United States v. Anthony Steven Wright, Also Known as Tony Zappa

340 F.3d 724, 62 Fed. R. Serv. 455, 2003 U.S. App. LEXIS 17747, 2003 WL 22004838
CourtCourt of Appeals for the Eighth Circuit
DecidedAugust 26, 2003
Docket02-3445
StatusPublished
Cited by28 cases

This text of 340 F.3d 724 (United States v. Anthony Steven Wright, Also Known as Tony Zappa) is published on Counsel Stack Legal Research, covering Court of Appeals for the Eighth Circuit primary law. Counsel Stack provides free access to over 12 million legal documents including statutes, case law, regulations, and constitutions.

Bluebook
United States v. Anthony Steven Wright, Also Known as Tony Zappa, 340 F.3d 724, 62 Fed. R. Serv. 455, 2003 U.S. App. LEXIS 17747, 2003 WL 22004838 (8th Cir. 2003).

Opinion

JOHN R. GIBSON, Circuit Judge.

After a two-week trial, a jury found Anthony Steven Wright guilty of two federal offenses. He was convicted on Count I of kidnaping in violation of 18 U.S.C. § 1201 (2000) and on Count II of knowingly brandishing a firearm in furtherance of a ciime of violence in violation of 18 U.S.C. § 924(c)(1)(A) (2000). The district court 2 sentenced Wright to a term of life imprisonment on the kidnaping count and a term of seven years on the firearms count, with the two sentences to be served consecutively. On appeal, Wright argues that the evidence is insufficient to support his two convictions, that the district court erred by allowing inadmissible hearsay evidence, that the district court erred in failing to impanel a fair and impartial jury, and that the district court erred by sentencing him as a career offender. We affirm both Wright’s conviction and sentence.

We recite the facts in the light most favorable to the jury’s verdict. At approximately 7 p.m. on April 6, 2001, Wright approached seventeen-year-old Anne Sluti in the parking lot of the Hilltop Mall in Kearney, Nebraska. He pointed a gun at her and ordered her into his blue Suburban, which was parked next to her car. He grabbed her and pushed her into the driver’s side of the Suburban. She slid across the seat and got out of the car on the passenger side, but Wright caught her and repeatedly hit her with his fists. As he pushed her back into the Suburban, she screamed for help, but he kept hitting her until she blacked out. 3 A number of people in the parking lot heard Sluti screaming and saw Wright beating her. Two of the witnesses called 911 on their cell phones. .One of the callers, Janet Hadwiger, testified that she saw that “the front passenger door was open and that the girl was bracing herself to not go into that vehicle,” that Wright hit Sluti “really hard,” that he “just kept hitting her,” maybe a “dozen” times. The other caller, Carrie Bran, stated that she heard “frightful” screaming and that when she turned to look, she saw a man hitting a girl and that he kept hitting her until he finally pushed her into the car and drove off. 4

Upon receiving these emergency calls, Kearney police officer Michael Bogard arrived at the mall parking lot and found Sluti’s belongings lying on the ground, including mittens, music CDs, and her purse, which contained her identification. Bo-gard contacted Sluti’s parents and told them about the assault in the parking lot; Sluti’s mother, Elaine Sluti, was able to confirm that the belongings left behind were in fact Anne’s.
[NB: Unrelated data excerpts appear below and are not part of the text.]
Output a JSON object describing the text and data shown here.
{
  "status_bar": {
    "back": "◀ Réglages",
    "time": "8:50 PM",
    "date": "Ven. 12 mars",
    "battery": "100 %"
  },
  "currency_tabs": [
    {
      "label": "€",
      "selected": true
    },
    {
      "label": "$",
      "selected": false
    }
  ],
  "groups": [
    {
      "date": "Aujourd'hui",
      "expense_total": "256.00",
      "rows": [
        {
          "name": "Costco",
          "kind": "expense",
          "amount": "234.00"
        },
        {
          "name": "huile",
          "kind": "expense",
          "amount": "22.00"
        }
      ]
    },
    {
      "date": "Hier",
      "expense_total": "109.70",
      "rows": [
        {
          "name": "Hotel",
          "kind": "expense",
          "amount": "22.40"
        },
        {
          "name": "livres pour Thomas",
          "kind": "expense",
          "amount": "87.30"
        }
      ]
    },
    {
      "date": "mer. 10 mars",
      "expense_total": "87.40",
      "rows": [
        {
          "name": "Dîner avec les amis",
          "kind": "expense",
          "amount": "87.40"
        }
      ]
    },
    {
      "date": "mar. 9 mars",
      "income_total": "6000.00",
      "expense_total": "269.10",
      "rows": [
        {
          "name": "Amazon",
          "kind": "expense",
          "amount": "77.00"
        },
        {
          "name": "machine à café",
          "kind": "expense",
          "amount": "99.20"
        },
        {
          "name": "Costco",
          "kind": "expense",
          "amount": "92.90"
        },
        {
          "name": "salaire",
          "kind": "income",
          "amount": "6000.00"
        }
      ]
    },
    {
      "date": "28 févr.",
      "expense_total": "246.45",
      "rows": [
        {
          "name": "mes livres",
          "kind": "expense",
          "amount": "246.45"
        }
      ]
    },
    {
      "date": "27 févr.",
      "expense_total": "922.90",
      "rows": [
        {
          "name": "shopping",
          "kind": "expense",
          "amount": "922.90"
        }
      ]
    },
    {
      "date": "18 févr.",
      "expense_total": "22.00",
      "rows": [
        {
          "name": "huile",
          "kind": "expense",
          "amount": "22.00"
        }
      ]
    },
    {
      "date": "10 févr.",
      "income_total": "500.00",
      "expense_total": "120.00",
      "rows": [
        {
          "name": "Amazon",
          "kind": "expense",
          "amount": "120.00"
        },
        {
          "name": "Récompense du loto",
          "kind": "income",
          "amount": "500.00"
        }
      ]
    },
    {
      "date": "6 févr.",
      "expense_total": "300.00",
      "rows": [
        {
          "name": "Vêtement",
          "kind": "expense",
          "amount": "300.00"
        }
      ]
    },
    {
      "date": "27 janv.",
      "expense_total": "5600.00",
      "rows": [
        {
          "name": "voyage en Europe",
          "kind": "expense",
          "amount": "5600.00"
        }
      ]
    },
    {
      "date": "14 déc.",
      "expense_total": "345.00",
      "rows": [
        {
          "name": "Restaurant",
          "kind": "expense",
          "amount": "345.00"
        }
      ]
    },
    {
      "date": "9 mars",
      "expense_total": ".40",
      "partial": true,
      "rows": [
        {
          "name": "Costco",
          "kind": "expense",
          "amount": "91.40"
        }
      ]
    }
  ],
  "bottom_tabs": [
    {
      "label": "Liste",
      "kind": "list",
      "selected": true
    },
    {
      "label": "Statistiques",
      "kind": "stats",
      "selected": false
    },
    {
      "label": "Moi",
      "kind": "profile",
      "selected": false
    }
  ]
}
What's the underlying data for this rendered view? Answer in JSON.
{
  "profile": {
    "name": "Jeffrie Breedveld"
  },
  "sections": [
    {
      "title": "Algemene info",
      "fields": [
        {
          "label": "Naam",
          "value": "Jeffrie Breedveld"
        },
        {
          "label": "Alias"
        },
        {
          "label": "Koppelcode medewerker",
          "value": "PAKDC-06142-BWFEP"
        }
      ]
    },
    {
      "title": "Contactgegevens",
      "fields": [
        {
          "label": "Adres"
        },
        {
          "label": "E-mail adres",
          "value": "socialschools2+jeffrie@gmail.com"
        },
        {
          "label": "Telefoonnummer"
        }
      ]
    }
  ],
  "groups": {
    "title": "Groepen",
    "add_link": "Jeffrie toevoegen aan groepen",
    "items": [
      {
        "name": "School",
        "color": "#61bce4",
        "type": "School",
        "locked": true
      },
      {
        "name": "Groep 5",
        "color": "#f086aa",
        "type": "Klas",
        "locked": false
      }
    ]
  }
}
With Sluti lying on the floorboard, Wright traveled north from Kearney, Nebraska. At some point, Sluti came to and sat up in the seat. They arrived at a gas station in Ainsworth, Nebraska at approxi *728 mately 10:15 p.m. Wright made Sluti get back on the floor of the Suburban. He used one chain to bind Sluti’s hands behind her back and another chain to bind her feet and ordered her to remain on the floor and to be quiet. Wright went into the station and asked for directions. Brandon Doke, a customer at the station, spoke with Wright and looked outside and saw the Suburban but was unable to see anyone in the vehicle.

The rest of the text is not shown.